Performance = talent could mean any sample size. If a superior team plays a poor game, does performance = talent? No. If a team loses and shows no progress in net output for 4 consecutive years does performance = talent? There is no other reasonable conclusion.
If results experience a short term positive change, does it = talent? Maybe, or it could just be random variance at play. If results experience a long term positive change while other variables like regime remain stable does it = talent? There is no other reasonable conclusion.

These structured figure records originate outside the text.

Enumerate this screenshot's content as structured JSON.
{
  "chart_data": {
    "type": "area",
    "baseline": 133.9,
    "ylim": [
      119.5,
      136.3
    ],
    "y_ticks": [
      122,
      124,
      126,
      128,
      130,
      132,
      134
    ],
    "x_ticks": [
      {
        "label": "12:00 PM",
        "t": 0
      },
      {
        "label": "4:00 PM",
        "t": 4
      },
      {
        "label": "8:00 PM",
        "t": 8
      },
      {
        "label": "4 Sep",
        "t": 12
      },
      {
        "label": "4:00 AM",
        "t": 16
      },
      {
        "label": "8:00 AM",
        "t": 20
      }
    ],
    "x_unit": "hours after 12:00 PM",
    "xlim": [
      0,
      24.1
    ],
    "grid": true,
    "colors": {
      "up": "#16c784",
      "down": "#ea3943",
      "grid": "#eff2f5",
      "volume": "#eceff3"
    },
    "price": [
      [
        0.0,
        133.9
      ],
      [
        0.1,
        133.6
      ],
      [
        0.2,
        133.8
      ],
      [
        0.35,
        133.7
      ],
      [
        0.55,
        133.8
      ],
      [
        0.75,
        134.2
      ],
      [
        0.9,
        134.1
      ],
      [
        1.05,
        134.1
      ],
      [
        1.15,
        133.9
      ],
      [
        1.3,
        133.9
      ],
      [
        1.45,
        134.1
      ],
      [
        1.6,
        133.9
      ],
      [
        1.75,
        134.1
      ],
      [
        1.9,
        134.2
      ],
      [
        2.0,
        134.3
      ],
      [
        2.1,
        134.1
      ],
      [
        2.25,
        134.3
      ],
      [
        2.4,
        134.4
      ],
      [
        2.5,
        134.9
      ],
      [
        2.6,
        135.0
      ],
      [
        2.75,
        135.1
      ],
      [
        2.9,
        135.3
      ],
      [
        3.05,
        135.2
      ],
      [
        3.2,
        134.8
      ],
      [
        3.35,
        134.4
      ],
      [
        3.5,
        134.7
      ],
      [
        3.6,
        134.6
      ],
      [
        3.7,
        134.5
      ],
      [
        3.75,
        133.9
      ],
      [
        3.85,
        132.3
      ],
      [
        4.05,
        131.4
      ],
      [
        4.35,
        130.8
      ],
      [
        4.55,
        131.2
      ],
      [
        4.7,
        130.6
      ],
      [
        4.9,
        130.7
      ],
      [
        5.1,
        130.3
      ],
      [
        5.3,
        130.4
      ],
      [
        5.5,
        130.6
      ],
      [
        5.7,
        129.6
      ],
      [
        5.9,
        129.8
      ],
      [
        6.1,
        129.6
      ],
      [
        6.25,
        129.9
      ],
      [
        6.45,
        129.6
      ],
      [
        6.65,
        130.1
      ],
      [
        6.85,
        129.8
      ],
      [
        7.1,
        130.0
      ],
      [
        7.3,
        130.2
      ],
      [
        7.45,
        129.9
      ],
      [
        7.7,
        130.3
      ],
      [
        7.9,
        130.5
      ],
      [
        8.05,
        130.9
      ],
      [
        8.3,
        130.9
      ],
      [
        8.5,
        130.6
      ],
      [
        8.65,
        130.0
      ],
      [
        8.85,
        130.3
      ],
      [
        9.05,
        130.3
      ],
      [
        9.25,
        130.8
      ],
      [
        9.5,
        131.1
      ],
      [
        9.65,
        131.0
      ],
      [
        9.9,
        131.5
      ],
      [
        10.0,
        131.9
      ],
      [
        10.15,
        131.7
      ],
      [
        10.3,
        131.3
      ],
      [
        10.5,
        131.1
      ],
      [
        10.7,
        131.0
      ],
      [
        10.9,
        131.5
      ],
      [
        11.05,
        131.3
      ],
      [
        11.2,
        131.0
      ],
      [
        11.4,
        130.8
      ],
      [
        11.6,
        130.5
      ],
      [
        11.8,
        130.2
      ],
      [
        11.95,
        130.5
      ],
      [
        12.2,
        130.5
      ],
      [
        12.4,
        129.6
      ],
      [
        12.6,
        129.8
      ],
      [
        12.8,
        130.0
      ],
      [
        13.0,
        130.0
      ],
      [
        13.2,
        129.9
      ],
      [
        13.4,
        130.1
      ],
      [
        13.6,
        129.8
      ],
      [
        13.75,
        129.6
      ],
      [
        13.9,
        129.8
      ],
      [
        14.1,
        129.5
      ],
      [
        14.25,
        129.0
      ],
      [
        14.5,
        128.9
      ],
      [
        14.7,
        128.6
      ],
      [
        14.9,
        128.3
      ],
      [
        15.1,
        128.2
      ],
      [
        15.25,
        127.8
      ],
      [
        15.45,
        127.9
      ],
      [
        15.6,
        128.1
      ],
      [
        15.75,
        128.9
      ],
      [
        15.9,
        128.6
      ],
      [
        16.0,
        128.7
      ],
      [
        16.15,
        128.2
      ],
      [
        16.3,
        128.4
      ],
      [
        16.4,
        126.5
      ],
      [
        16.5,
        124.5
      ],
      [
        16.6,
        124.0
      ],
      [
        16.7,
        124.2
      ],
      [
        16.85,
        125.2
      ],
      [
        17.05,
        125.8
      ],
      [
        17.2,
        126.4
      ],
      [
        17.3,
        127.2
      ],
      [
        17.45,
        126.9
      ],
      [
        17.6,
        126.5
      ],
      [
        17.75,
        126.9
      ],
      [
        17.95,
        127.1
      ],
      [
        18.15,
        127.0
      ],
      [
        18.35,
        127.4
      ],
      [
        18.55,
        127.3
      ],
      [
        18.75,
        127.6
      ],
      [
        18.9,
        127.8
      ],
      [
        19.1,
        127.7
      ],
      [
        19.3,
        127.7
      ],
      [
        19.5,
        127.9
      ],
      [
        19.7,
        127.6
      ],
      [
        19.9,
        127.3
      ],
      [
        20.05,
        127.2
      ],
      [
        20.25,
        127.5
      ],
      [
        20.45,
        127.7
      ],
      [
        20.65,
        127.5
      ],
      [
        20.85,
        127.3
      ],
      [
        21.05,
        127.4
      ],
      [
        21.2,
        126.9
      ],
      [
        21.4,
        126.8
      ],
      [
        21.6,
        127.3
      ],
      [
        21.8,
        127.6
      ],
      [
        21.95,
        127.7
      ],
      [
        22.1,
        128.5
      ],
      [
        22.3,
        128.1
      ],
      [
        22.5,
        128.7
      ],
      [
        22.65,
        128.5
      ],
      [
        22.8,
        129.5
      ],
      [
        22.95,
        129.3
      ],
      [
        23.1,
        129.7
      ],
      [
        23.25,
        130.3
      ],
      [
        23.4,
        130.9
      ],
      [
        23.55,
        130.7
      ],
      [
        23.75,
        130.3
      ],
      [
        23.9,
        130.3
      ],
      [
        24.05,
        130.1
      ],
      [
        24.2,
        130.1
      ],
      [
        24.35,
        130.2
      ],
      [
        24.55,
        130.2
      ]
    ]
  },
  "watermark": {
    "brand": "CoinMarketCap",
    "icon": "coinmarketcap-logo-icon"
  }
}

2008 Dolphins = short term positive change. Had 3 different regimes during the previous 3 seaons.
2013 Chiefs = Regime change and significant personnel turnover from prior season.
2012 Colts = See 2013 Chiefs
None of those situations remotely resembles a Rams team where regime stability and quality is significantly controlled for 4 years and the only underlying variance in performance can be most reasonably attributed to the aggregate quality of the performers. And just so there's no misunderstanding here, I'm not saying it's impossible that the aggregate quality of talent has been improving yet invisible by any objectively measurable standard for a span of 4 years under the Fisher regime. It is possible that's happening and some day soon it's all going to manifest itself in one big wet dream of a season and future seasons. Just as I'm not saying it's impossible that a mermaid exists in the universe somewhere. What I'm saying is, if that condition has existed and exists today, there is virtually no rational way to know or believe it. It would require faith, which may be faith you have in this regime and I don't, but faith also isn't an argument.